Posted on May 4, 2017 by Roger MacNicol Posted in cell_offload, oracle, SmartScan, trace 1,565 Page views

I had noted in my first post that using the highest level of tracing caused timeout issues with the offload server heartbeat monitor. Heartbeat issues can also occur with expensive (and badly formed) regexp expressions. By default the heartbeat monitor is set to 6 seconds which is the maximum permitted to process 1MB data in the offload server and mark the task completed and is far more time than is reasonably expected to take. 

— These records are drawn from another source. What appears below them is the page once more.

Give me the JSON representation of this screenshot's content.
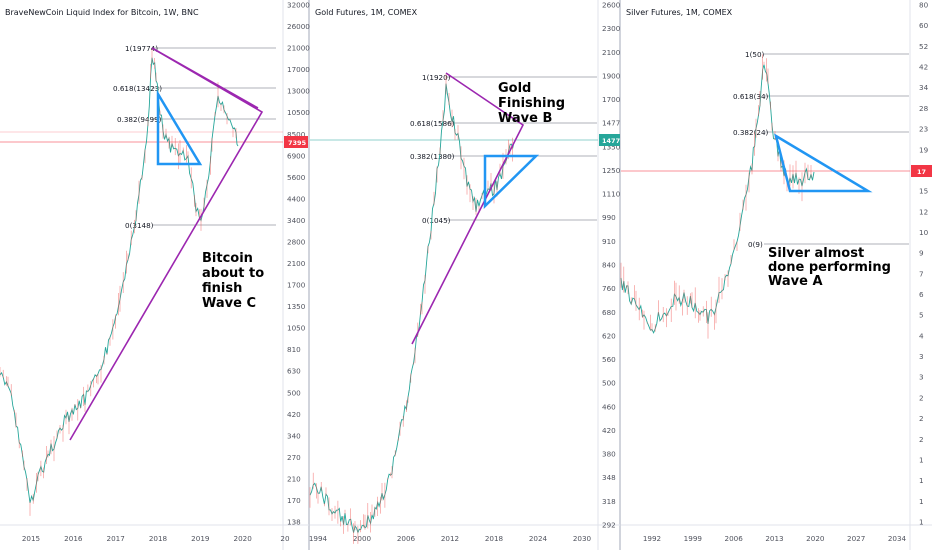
{
  "panels": [
    {
      "title": "BraveNewCoin Liquid Index for Bitcoin, 1W, BNC",
      "price_axis_labels": [
        "32000",
        "26000",
        "21000",
        "17000",
        "13000",
        "10500",
        "8500",
        "6900",
        "5600",
        "4400",
        "3400",
        "2800",
        "2100",
        "1700",
        "1350",
        "1050",
        "810",
        "630",
        "500",
        "420",
        "340",
        "270",
        "210",
        "170",
        "138"
      ],
      "time_axis_labels": [
        "2015",
        "2016",
        "2017",
        "2018",
        "2019",
        "2020",
        "20"
      ],
      "fib_labels": [
        "1(19774)",
        "0.618(13423)",
        "0.382(9499)",
        "0(3148)"
      ],
      "annotation": [
        "Bitcoin",
        "about to",
        "finish",
        "Wave C"
      ],
      "price_tag": "7395",
      "price_tag_color": "#f23645"
    },
    {
      "title": "Gold Futures, 1M, COMEX",
      "price_axis_labels": [
        "2600",
        "2300",
        "2100",
        "1900",
        "1700",
        "1477",
        "1350",
        "1250",
        "1110",
        "990",
        "910",
        "840",
        "760",
        "680",
        "620",
        "560",
        "500",
        "460",
        "420",
        "380",
        "348",
        "318",
        "292"
      ],
      "time_axis_labels": [
        "1994",
        "2000",
        "2006",
        "2012",
        "2018",
        "2024",
        "2030"
      ],
      "fib_labels": [
        "1(1920)",
        "0.618(1586)",
        "0.382(1380)",
        "0(1045)"
      ],
      "annotation": [
        "Gold",
        "Finishing",
        "Wave B"
      ],
      "price_tag": "1477",
      "price_tag_color": "#26a69a"
    },
    {
      "title": "Silver Futures, 1M, COMEX",
      "price_axis_labels": [
        "80",
        "60",
        "52",
        "42",
        "34",
        "28",
        "23",
        "19",
        "17",
        "15",
        "12",
        "10",
        "9",
        "7",
        "6",
        "5",
        "4",
        "3",
        "3",
        "2",
        "2",
        "2",
        "1",
        "1",
        "1",
        "1"
      ],
      "time_axis_labels": [
        "1992",
        "1999",
        "2006",
        "2013",
        "2020",
        "2027",
        "2034"
      ],
      "fib_labels": [
        "1(50)",
        "0.618(34)",
        "0.382(24)",
        "0(9)"
      ],
      "annotation": [
        "Silver  almost",
        "done performing",
        "Wave   A"
      ],
      "price_tag": "17",
      "price_tag_color": "#f23645"
    }
  ],
  "chart_data": [
    {
      "type": "line",
      "title": "BraveNewCoin Liquid Index for Bitcoin, 1W, BNC",
      "x": [
        "2015",
        "2016",
        "2017",
        "2018",
        "2019",
        "2020"
      ],
      "y_scale": "log",
      "annotations": {
        "fibonacci": [
          {
            "level": 1,
            "value": 19774
          },
          {
            "level": 0.618,
            "value": 13423
          },
          {
            "level": 0.382,
            "value": 9499
          },
          {
            "level": 0,
            "value": 3148
          }
        ],
        "text": "Bitcoin about to finish Wave C"
      },
      "last_price": 7395
    },
    {
      "type": "line",
      "title": "Gold Futures, 1M, COMEX",
      "x": [
        "1994",
        "2000",
        "2006",
        "2012",
        "2018",
        "2024",
        "2030"
      ],
      "y_scale": "log",
      "annotations": {
        "fibonacci": [
          {
            "level": 1,
            "value": 1920
          },
          {
            "level": 0.618,
            "value": 1586
          },
          {
            "level": 0.382,
            "value": 1380
          },
          {
            "level": 0,
            "value": 1045
          }
        ],
        "text": "Gold Finishing Wave B"
      },
      "last_price": 1477
    },
    {
      "type": "line",
      "title": "Silver Futures, 1M, COMEX",
      "x": [
        "1992",
        "1999",
        "2006",
        "2013",
        "2020",
        "2027",
        "2034"
      ],
      "y_scale": "log",
      "annotations": {
        "fibonacci": [
          {
            "level": 1,
            "value": 50
          },
          {
            "level": 0.618,
            "value": 34
          },
          {
            "level": 0.382,
            "value": 24
          },
          {
            "level": 0,
            "value": 9
          }
        ],
        "text": "Silver almost done performing Wave A"
      },
      "last_price": 17
    }
  ]
}
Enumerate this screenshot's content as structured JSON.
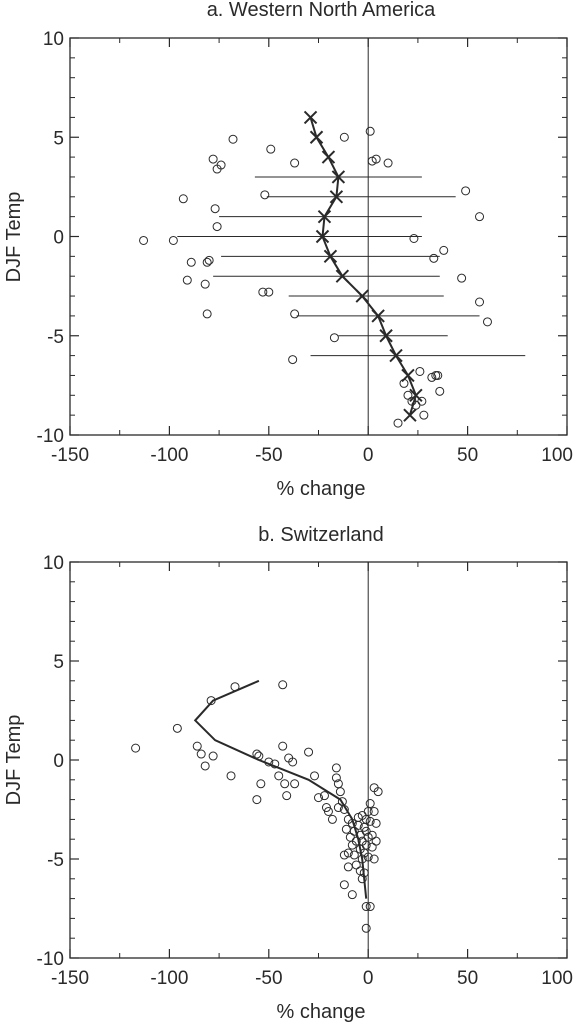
{
  "chart_data": [
    {
      "type": "scatter",
      "title": "a. Western North America",
      "xlabel": "% change",
      "ylabel": "DJF Temp",
      "xlim": [
        -150,
        100
      ],
      "ylim": [
        -10,
        10
      ],
      "xticks": [
        "-150",
        "-100",
        "-50",
        "0",
        "50",
        "100"
      ],
      "yticks": [
        "-10",
        "-5",
        "0",
        "5",
        "10"
      ],
      "grid": false,
      "points": [
        [
          -68,
          4.9
        ],
        [
          -49,
          4.4
        ],
        [
          -12,
          5.0
        ],
        [
          1,
          5.3
        ],
        [
          -78,
          3.9
        ],
        [
          -76,
          3.4
        ],
        [
          -74,
          3.6
        ],
        [
          -37,
          3.7
        ],
        [
          2,
          3.8
        ],
        [
          4,
          3.9
        ],
        [
          10,
          3.7
        ],
        [
          -93,
          1.9
        ],
        [
          -52,
          2.1
        ],
        [
          49,
          2.3
        ],
        [
          -77,
          1.4
        ],
        [
          -76,
          0.5
        ],
        [
          56,
          1.0
        ],
        [
          -113,
          -0.2
        ],
        [
          -98,
          -0.2
        ],
        [
          23,
          -0.1
        ],
        [
          38,
          -0.7
        ],
        [
          -89,
          -1.3
        ],
        [
          -80,
          -1.2
        ],
        [
          -81,
          -1.3
        ],
        [
          33,
          -1.1
        ],
        [
          -91,
          -2.2
        ],
        [
          -82,
          -2.4
        ],
        [
          47,
          -2.1
        ],
        [
          -53,
          -2.8
        ],
        [
          -50,
          -2.8
        ],
        [
          56,
          -3.3
        ],
        [
          -81,
          -3.9
        ],
        [
          -37,
          -3.9
        ],
        [
          60,
          -4.3
        ],
        [
          -17,
          -5.1
        ],
        [
          -38,
          -6.2
        ],
        [
          18,
          -7.4
        ],
        [
          26,
          -6.8
        ],
        [
          32,
          -7.1
        ],
        [
          34,
          -7.0
        ],
        [
          35,
          -7.0
        ],
        [
          36,
          -7.8
        ],
        [
          20,
          -8.0
        ],
        [
          22,
          -8.3
        ],
        [
          24,
          -8.5
        ],
        [
          27,
          -8.3
        ],
        [
          28,
          -9.0
        ],
        [
          15,
          -9.4
        ]
      ],
      "profile": {
        "y": [
          6,
          5,
          4,
          3,
          2,
          1,
          0,
          -1,
          -2,
          -3,
          -4,
          -5,
          -6,
          -7,
          -8,
          -9
        ],
        "x": [
          -29,
          -26,
          -20,
          -15,
          -16,
          -22,
          -23,
          -19,
          -13,
          -3,
          5,
          9,
          14,
          20,
          24,
          21
        ]
      },
      "ranges": [
        {
          "y": 3,
          "xmin": -57,
          "xmax": 27
        },
        {
          "y": 2,
          "xmin": -51,
          "xmax": 44
        },
        {
          "y": 1,
          "xmin": -75,
          "xmax": 27
        },
        {
          "y": 0,
          "xmin": -96,
          "xmax": 27
        },
        {
          "y": -1,
          "xmin": -74,
          "xmax": 36
        },
        {
          "y": -2,
          "xmin": -78,
          "xmax": 36
        },
        {
          "y": -3,
          "xmin": -40,
          "xmax": 38
        },
        {
          "y": -4,
          "xmin": -36,
          "xmax": 56
        },
        {
          "y": -5,
          "xmin": -15,
          "xmax": 40
        },
        {
          "y": -6,
          "xmin": -29,
          "xmax": 79
        }
      ]
    },
    {
      "type": "scatter",
      "title": "b. Switzerland",
      "xlabel": "% change",
      "ylabel": "DJF Temp",
      "xlim": [
        -150,
        100
      ],
      "ylim": [
        -10,
        10
      ],
      "xticks": [
        "-150",
        "-100",
        "-50",
        "0",
        "50",
        "100"
      ],
      "yticks": [
        "-10",
        "-5",
        "0",
        "5",
        "10"
      ],
      "grid": false,
      "points": [
        [
          -117,
          0.6
        ],
        [
          -96,
          1.6
        ],
        [
          -79,
          3.0
        ],
        [
          -67,
          3.7
        ],
        [
          -43,
          3.8
        ],
        [
          -86,
          0.7
        ],
        [
          -84,
          0.3
        ],
        [
          -82,
          -0.3
        ],
        [
          -78,
          0.2
        ],
        [
          -69,
          -0.8
        ],
        [
          -56,
          0.3
        ],
        [
          -56,
          -2.0
        ],
        [
          -55,
          0.2
        ],
        [
          -54,
          -1.2
        ],
        [
          -50,
          -0.1
        ],
        [
          -47,
          -0.2
        ],
        [
          -45,
          -0.8
        ],
        [
          -43,
          0.7
        ],
        [
          -42,
          -1.2
        ],
        [
          -41,
          -1.8
        ],
        [
          -40,
          0.1
        ],
        [
          -38,
          -0.1
        ],
        [
          -37,
          -1.2
        ],
        [
          -30,
          0.4
        ],
        [
          -27,
          -0.8
        ],
        [
          -25,
          -1.9
        ],
        [
          -22,
          -1.8
        ],
        [
          -21,
          -2.4
        ],
        [
          -20,
          -2.6
        ],
        [
          -16,
          -0.4
        ],
        [
          -16,
          -0.9
        ],
        [
          -15,
          -1.2
        ],
        [
          -14,
          -1.6
        ],
        [
          -13,
          -2.1
        ],
        [
          -12,
          -2.5
        ],
        [
          -11,
          -3.5
        ],
        [
          -10,
          -3.0
        ],
        [
          -9,
          -3.9
        ],
        [
          -8,
          -3.2
        ],
        [
          -8,
          -4.3
        ],
        [
          -7,
          -3.6
        ],
        [
          -7,
          -4.8
        ],
        [
          -6,
          -4.1
        ],
        [
          -6,
          -5.3
        ],
        [
          -5,
          -3.3
        ],
        [
          -5,
          -2.9
        ],
        [
          -4,
          -3.8
        ],
        [
          -4,
          -4.5
        ],
        [
          -4,
          -5.6
        ],
        [
          -3,
          -2.8
        ],
        [
          -3,
          -4.1
        ],
        [
          -3,
          -5.0
        ],
        [
          -3,
          -6.0
        ],
        [
          -2,
          -3.4
        ],
        [
          -2,
          -4.7
        ],
        [
          -2,
          -5.7
        ],
        [
          -1,
          -3.0
        ],
        [
          -1,
          -4.3
        ],
        [
          -1,
          -3.6
        ],
        [
          0,
          -2.6
        ],
        [
          0,
          -3.9
        ],
        [
          0,
          -4.9
        ],
        [
          1,
          -2.2
        ],
        [
          1,
          -3.1
        ],
        [
          2,
          -3.8
        ],
        [
          2,
          -4.4
        ],
        [
          3,
          -1.4
        ],
        [
          3,
          -2.6
        ],
        [
          3,
          -5.0
        ],
        [
          4,
          -3.2
        ],
        [
          4,
          -4.1
        ],
        [
          5,
          -1.6
        ],
        [
          -10,
          -4.7
        ],
        [
          -12,
          -4.8
        ],
        [
          -12,
          -6.3
        ],
        [
          -8,
          -6.8
        ],
        [
          -1,
          -7.4
        ],
        [
          1,
          -7.4
        ],
        [
          -1,
          -8.5
        ],
        [
          -15,
          -2.4
        ],
        [
          -18,
          -3.0
        ],
        [
          -10,
          -5.4
        ]
      ],
      "profile": {
        "y": [
          4,
          3,
          2,
          1,
          0,
          -1,
          -2,
          -3,
          -4,
          -5,
          -6,
          -7
        ],
        "x": [
          -55,
          -78,
          -87,
          -77,
          -55,
          -30,
          -14,
          -8,
          -5,
          -3,
          -2,
          -1
        ]
      }
    }
  ]
}
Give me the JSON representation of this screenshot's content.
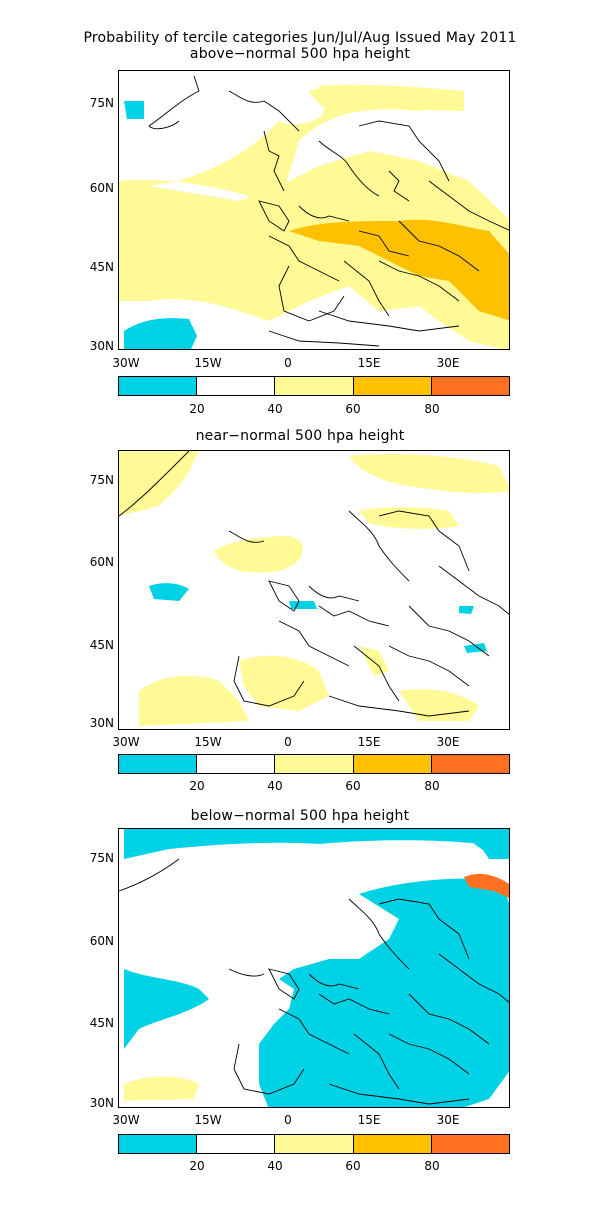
{
  "title_line1": "Probability of tercile categories Jun/Jul/Aug Issued May 2011",
  "colors": {
    "cyan": "#00d2e6",
    "white": "#ffffff",
    "light_yellow": "#fffa96",
    "amber": "#ffc000",
    "orange": "#ff7020"
  },
  "lat_labels": [
    "75N",
    "60N",
    "45N",
    "30N"
  ],
  "lon_labels": [
    "30W",
    "15W",
    "0",
    "15E",
    "30E"
  ],
  "colorbar_labels": [
    "20",
    "40",
    "60",
    "80"
  ],
  "panels": [
    {
      "title": "above−normal 500 hpa height",
      "id": "above"
    },
    {
      "title": "near−normal 500 hpa height",
      "id": "near"
    },
    {
      "title": "below−normal 500 hpa height",
      "id": "below"
    }
  ]
}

Operations such as expensive tracing to disk or badly formed regexp expressions that cause that time period to be exceeded lead to this in the alert log:

State dump signal delivered to CELLOFLSRV<10180> by pid - 9860, uid - 3318
Thu Mar  5 12:26:31 2015 561 msec State dump completed for CELLOFLSRV<10180>
Clean shutdown signal delivered to CELLOFLSRV<10180> by pid - 9860, uid - 3318
CELLOFLSRV <10180> is exiting with code 1

where the restart server bounces the offload server to clear the perceived hang. Increasing the timeout via:

CellCLI> alter cell events = "immediate cellsrv.cellsrv_setparam('_cell_oflsrv_heartbeat_timeout_sec','60')"

enables the tracing to proceed without causing the restart server.

My point in writing this entry was to provide a work-around when tracing is needed but also to address a couple of blog posts I’d seen that recommend leaving it set at 60 or 90 seconds. This is not a good idea. The heartbeat exists to catch genuine but rare issues and leaving this set to an increased value will hinder the offload server restarting quickly to resume work. This is one parameter that shoud be reset to the default when the work-around is no longer needed unless otherwise directed by support.